Senior and Marquette Service Officer Ashlyn Robbins started the blood drive after Marquettes Director Alice Dack encouraged her and the other officers to do a service project. It will be in honor of freshman Lily Aldred, who is currently fighting Leukemia and often needs blood transfusions. 

“I just can’t imagine what her family is going through,” Dack said. “There’s only so much food you can give a family, there’s only so many restaurant gift cards. So to know we’re doing something that others cannot provide is very fulfilling.”

Donated blood will also go to local blood banks, which are currently struggling with a low supply. The amount of blood being donated often decreases in November as people’s schedules get busier with the holidays. 

“I hope this can help as many people as possible and that it brings awareness to the necessity of donating blood,” Robbins said.

Additionally, local blood banks sent a large portion of their already limited stocks to El Paso after the recent shooting. When Aldred went in to get one of her regular transfusions, the hospital only had one bag of her blood type left, which was being saved in case of an emergency. She then had to be put in quarantine for her own safety after the missed procedure. When Robbins’ mom told her about Aldred’s experience, she knew she had to help. 

“It’s kind of taken from people in areas where it’s not as urgent so I’m trying to restock for that and reach not just for Lily, but for other patients as well,” Robbins said. 

Maya Hernandez
Senior and Marquette Service Officer Ashlyn Robbins decided to start the blood drive after hearing about freshman Lily Aldred, who is the daughter of one of her mom’s friends. Aldred is currently battling Leukemia.

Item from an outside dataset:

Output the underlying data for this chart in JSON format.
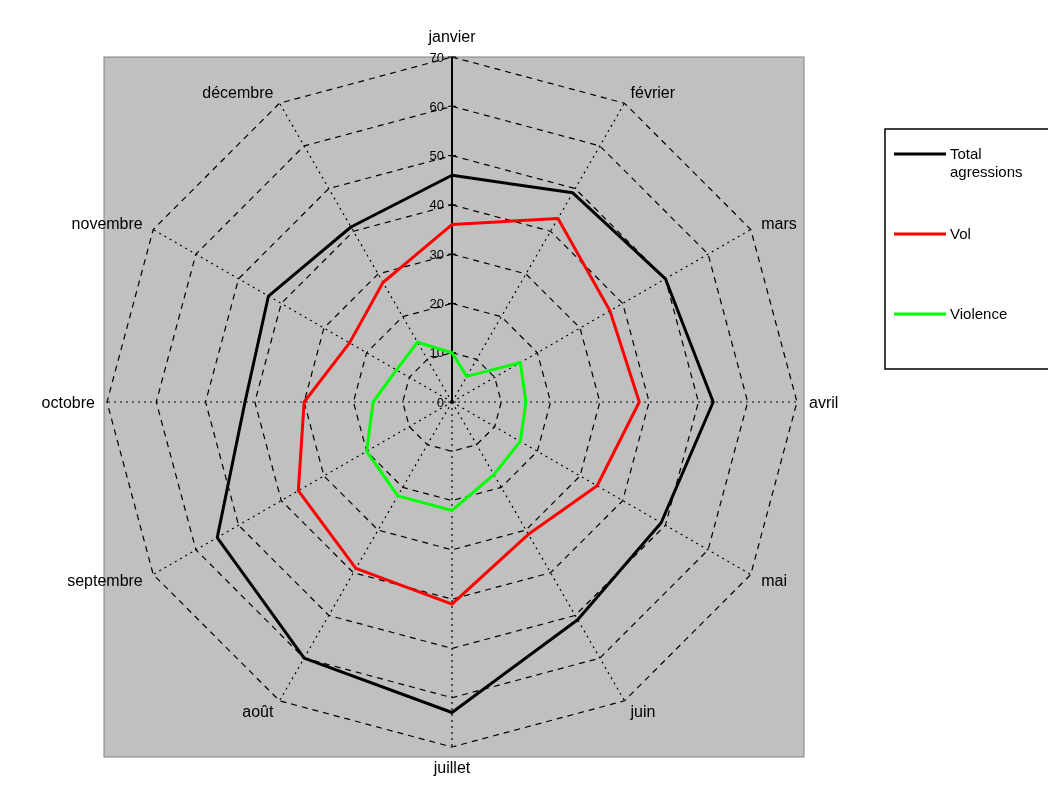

Robbins decided to start the blood drive in early September. She spent the last two months taking care of everything to make her goal a reality, from contacting Carter Blood Care to getting the blood drive approved by administration and promoting it. 

Dack and Robbins are hoping to have at least 100 people donate blood, which could save up to 300 lives. 

“When you put a face and a name with that donation, it kind of makes it easier to move past the scary part of donating blood,” Dack said.